Eu nem me lembrava mais quando tinha ido parar lá, naquela espécie de teatro obscuro cheio de cadeiras quebradas, fétidas e vazias. Não existia iluminação alguma ali, exceto a do ardor malevolente que queimava em minhas retinas e me permitia enxergar um palco que havia muito além dos assentos, do outro lado de um extenso e profundo buraco de onde saía uma melodia taciturna, baixa e depressiva. A música parecia escavar o coração com uma picareta enferrujada nas mãos de um maníaco e enterrar a alma na mais intensa desolação como se faz com os indigentes no final do dia.
Ah... Era magnífica, simplesmente magnífica... Ouví-la era o mais elevado dos sadismos, a mais rara das provações. Provavelmente o próprio Diabo a tenha composto e a regia, os demais demônios fazendo as vezes da orquestra enquanto os torturados seguiam como um coral.
Entretanto, havia algo mais: uma garota encenava algo que mais parecia um pesadelo como que acompanhando o amargo compasso do som abissal. Seu movimentos fracos e sem cadência pareciam uma dança misturada com tentativa de suicídio confome rodopiava e sangrava em meio a um piso de madeira podre infestado de destroços, fantasmas e gelo. Ela própria era um arauto da auto-destruição; um tanto delgada como se estivesse doente, vestida em andrajos, com os pulsos rasgados e cabelos desgrenhados. Sua maquiagem eram olheiras no lugar de sombras, sujeira ao invés de rímel e sangue tingindo os lábios feito batom.

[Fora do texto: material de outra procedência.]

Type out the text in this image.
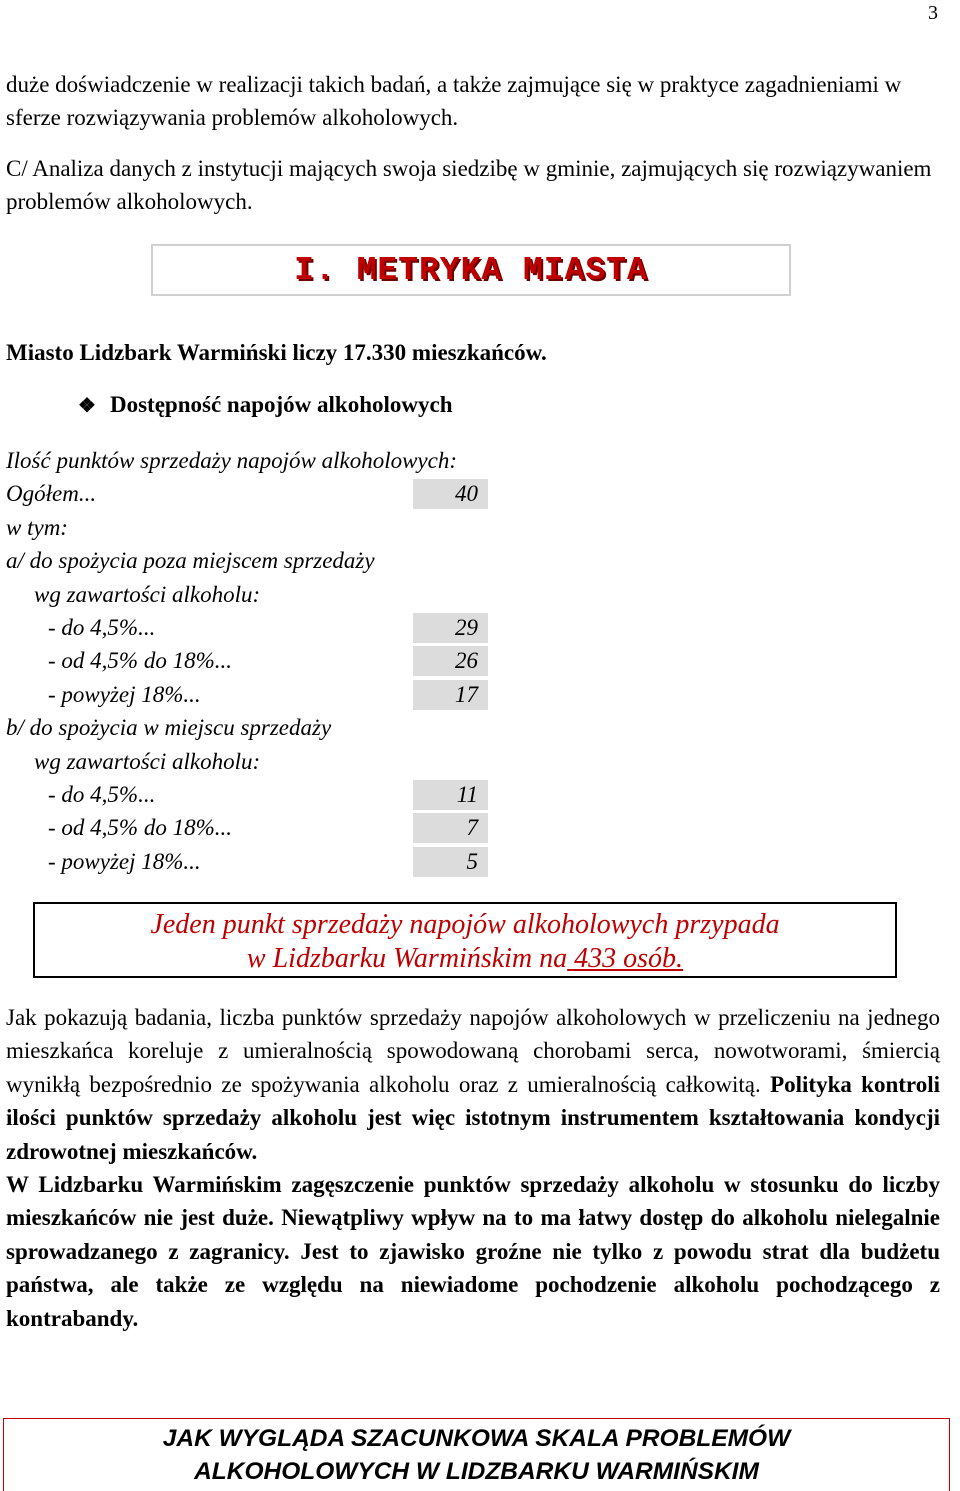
3

duże doświadczenie w realizacji takich badań, a także zajmujące się w praktyce zagadnieniami w sferze rozwiązywania problemów alkoholowych.

C/ Analiza danych z instytucji mających swoja siedzibę w gminie, zajmujących się rozwiązywaniem problemów alkoholowych.

I. METRYKA MIASTA
Miasto Lidzbark Warmiński liczy 17.330 mieszkańców.
❖ Dostępność napojów alkoholowych
Ilość punktów sprzedaży napojów alkoholowych:
Ogółem...	40
w tym:
a/ do spożycia poza miejscem sprzedaży
wg zawartości alkoholu:
- do 4,5%...	29
- od 4,5% do 18%...	26
- powyżej 18%...	17
b/ do spożycia w miejscu sprzedaży
wg zawartości alkoholu:
- do 4,5%...	11
- od 4,5% do 18%...	7
- powyżej 18%...	5
Jeden punkt sprzedaży napojów alkoholowych przypada
w Lidzbarku Warmińskim na 433 osób.

Jak pokazują badania, liczba punktów sprzedaży napojów alkoholowych w przeliczeniu na jednego mieszkańca koreluje z umieralnością spowodowaną chorobami serca, nowotworami, śmiercią wynikłą bezpośrednio ze spożywania alkoholu oraz z umieralnością całkowitą. Polityka kontroli ilości punktów sprzedaży alkoholu jest więc istotnym instrumentem kształtowania kondycji zdrowotnej mieszkańców.
W Lidzbarku Warmińskim zagęszczenie punktów sprzedaży alkoholu w stosunku do liczby mieszkańców nie jest duże. Niewątpliwy wpływ na to ma łatwy dostęp do alkoholu nielegalnie sprowadzanego z zagranicy. Jest to zjawisko groźne nie tylko z powodu strat dla budżetu państwa, ale także ze względu na niewiadome pochodzenie alkoholu pochodzącego z kontrabandy.

JAK WYGLĄDA SZACUNKOWA SKALA PROBLEMÓW
ALKOHOLOWYCH W LIDZBARKU WARMIŃSKIM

Era tão miserável que chegava a ser bela aos meus olhos vidrados.
Na escuridão daquele lugar onde poucos conseguem chegar e menos ainda permanecer, ela exibia seus espasmos e soluçar para mim enquanto prosseguia com aquele espetáculo deprimente e, à seu próprio modo, encantador. Vê-la se desfazendo era como assistir o lento falecimento de uma borboleta envenenada por alguma flor contaminada. A apatia de sua performace chegava a ser palpável e me atraiu feito as chamas do Inferno sugam as almas dos condenados.
E era isso que éramos: dois malditos condenados.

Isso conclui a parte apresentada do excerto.